David Ortiz

Today is the last regular season game for David Ortiz, the most important Boston sports persona of my life.  I’m a grown ass woman and I am going to cry like a baby during the ceremony.  Like a BABY.  

What does David Ortiz mean to us?   Just everything.  He was a cast away from a team that didn’t know what to do with him.  He came to us, a huge man with a huge personality and a huge heart.   He’s been a leader on the field, in life and in our hearts.   See, in our absolute darkest of times, after having been eliminated in the 2003 ALCS in the most excruciating way,  living through the long, long off season where we didn’t sign ARod (lesson:  what you think you want is not always what you really need), after a magical season to find ourselves in the playeoffs against our most fierce rival, only to go down 3-0, losing game 3 in the most humilating of fashsions.  We were going to get swept by the New York Yankees on our own field.  The abyss loomed and the dread was palpable.   And then Millar walked (there is life for the Red Sox), Dave Roberts came in to pitch run, Bill Mueller waited through a number of throw overs (Bill Mueller still waiting for his first pitch), until Dave Roberts stole second, the Mueller hit him in (Bill Mueller… has tied it).   For three excrutating innings we remained tied, late into the night.  No one went to bed.  No one went to bed for the entire ALCS, actually.   

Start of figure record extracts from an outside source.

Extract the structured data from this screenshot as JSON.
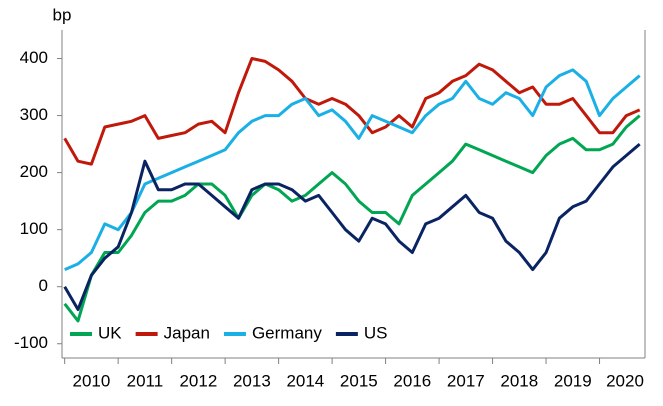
{
  "chart_data": {
    "type": "line",
    "y_label": "bp",
    "x": [
      2010,
      2010.25,
      2010.5,
      2010.75,
      2011,
      2011.25,
      2011.5,
      2011.75,
      2012,
      2012.25,
      2012.5,
      2012.75,
      2013,
      2013.25,
      2013.5,
      2013.75,
      2014,
      2014.25,
      2014.5,
      2014.75,
      2015,
      2015.25,
      2015.5,
      2015.75,
      2016,
      2016.25,
      2016.5,
      2016.75,
      2017,
      2017.25,
      2017.5,
      2017.75,
      2018,
      2018.25,
      2018.5,
      2018.75,
      2019,
      2019.25,
      2019.5,
      2019.75,
      2020,
      2020.25,
      2020.5,
      2020.75
    ],
    "series": [
      {
        "name": "Japan",
        "color": "#c0190b",
        "values": [
          260,
          220,
          215,
          280,
          285,
          290,
          300,
          260,
          265,
          270,
          285,
          290,
          270,
          340,
          400,
          395,
          380,
          360,
          330,
          320,
          330,
          320,
          300,
          270,
          280,
          300,
          280,
          330,
          340,
          360,
          370,
          390,
          380,
          360,
          340,
          350,
          320,
          320,
          330,
          300,
          270,
          270,
          300,
          310
        ]
      },
      {
        "name": "Germany",
        "color": "#1ab0e6",
        "values": [
          30,
          40,
          60,
          110,
          100,
          130,
          180,
          190,
          200,
          210,
          220,
          230,
          240,
          270,
          290,
          300,
          300,
          320,
          330,
          300,
          310,
          290,
          260,
          300,
          290,
          280,
          270,
          300,
          320,
          330,
          360,
          330,
          320,
          340,
          330,
          300,
          350,
          370,
          380,
          360,
          300,
          330,
          350,
          370
        ]
      },
      {
        "name": "UK",
        "color": "#00a651",
        "values": [
          -30,
          -60,
          20,
          60,
          60,
          90,
          130,
          150,
          150,
          160,
          180,
          180,
          160,
          120,
          160,
          180,
          170,
          150,
          160,
          180,
          200,
          180,
          150,
          130,
          130,
          110,
          160,
          180,
          200,
          220,
          250,
          240,
          230,
          220,
          210,
          200,
          230,
          250,
          260,
          240,
          240,
          250,
          280,
          300
        ]
      },
      {
        "name": "US",
        "color": "#0a2463",
        "values": [
          0,
          -40,
          20,
          50,
          70,
          130,
          220,
          170,
          170,
          180,
          180,
          160,
          140,
          120,
          170,
          180,
          180,
          170,
          150,
          160,
          130,
          100,
          80,
          120,
          110,
          80,
          60,
          110,
          120,
          140,
          160,
          130,
          120,
          80,
          60,
          30,
          60,
          120,
          140,
          150,
          180,
          210,
          230,
          250
        ]
      }
    ],
    "legend_order": [
      2,
      0,
      1,
      3
    ],
    "xlim": [
      2009.95,
      2020.85
    ],
    "xticks": [
      {
        "value": 2010,
        "label": "2010"
      },
      {
        "value": 2011,
        "label": "2011"
      },
      {
        "value": 2012,
        "label": "2012"
      },
      {
        "value": 2013,
        "label": "2013"
      },
      {
        "value": 2014,
        "label": "2014"
      },
      {
        "value": 2015,
        "label": "2015"
      },
      {
        "value": 2016,
        "label": "2016"
      },
      {
        "value": 2017,
        "label": "2017"
      },
      {
        "value": 2018,
        "label": "2018"
      },
      {
        "value": 2019,
        "label": "2019"
      },
      {
        "value": 2020,
        "label": "2020"
      }
    ],
    "ylim": [
      -125,
      450
    ],
    "yticks": [
      -100,
      0,
      100,
      200,
      300,
      400
    ],
    "grid": false,
    "legend": "lower left"
  }
}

And then…. Ortiz into deep right field.  Back is Sheifield.  We’ll see you later tonight.   

The Red Sox didn’t lose another game that season, winning three more against the Yankees, then four straight against the Cardinals to win the World Series.   That is what hope, heart and hard work can do.   That swing changed a fan base long used to losing, long used to heart break.  We have pre-2004 and post-2004 thinking now.  What he gave us was hope.  Hope that even when things appear their darkest, things can still change, things can get better.   Every time he approaches the plate, there is hope that this game can turn around.  Life can turn around.  And that is priceless.   Thank you so much for that gift, my friend.    

So many other hits, so many other memories… from worst to first, to worst to worst to first again, and then in our darkest time, he reminded us what really matters.   An immigrant who became a US citizen, but whose home is Boston, he is what this country is all about.  

So today will be the last regular season game, but we still have the playoffs, so I don’t have to say goodbye just yet.  But we will miss you and everything you represent, our Big Papi.  

#ThanksPapi

 

 

EXTRA… for those of you don’t know what it was like to be a Red Sox fan and just how much we changed after 2004 (and 2007 and 2013), I highly encourage you to watch the following back to back:

Still We Believe.  The Boston Red Sox Movie.   A documentary about the 2003 season..

http://www.imdb.com/title/tt0403893/

Four Days in October.   The four days where the Red Sox went from 0-3 in the ALCS to the World Series.

Oh and by the way, the 2004 ALCS?   His hit won Game 5, too. 

And yeah, he hit a grand slam in the 2013 World Series.   The picture of the cop in the bullpen is STILL my phone home screen.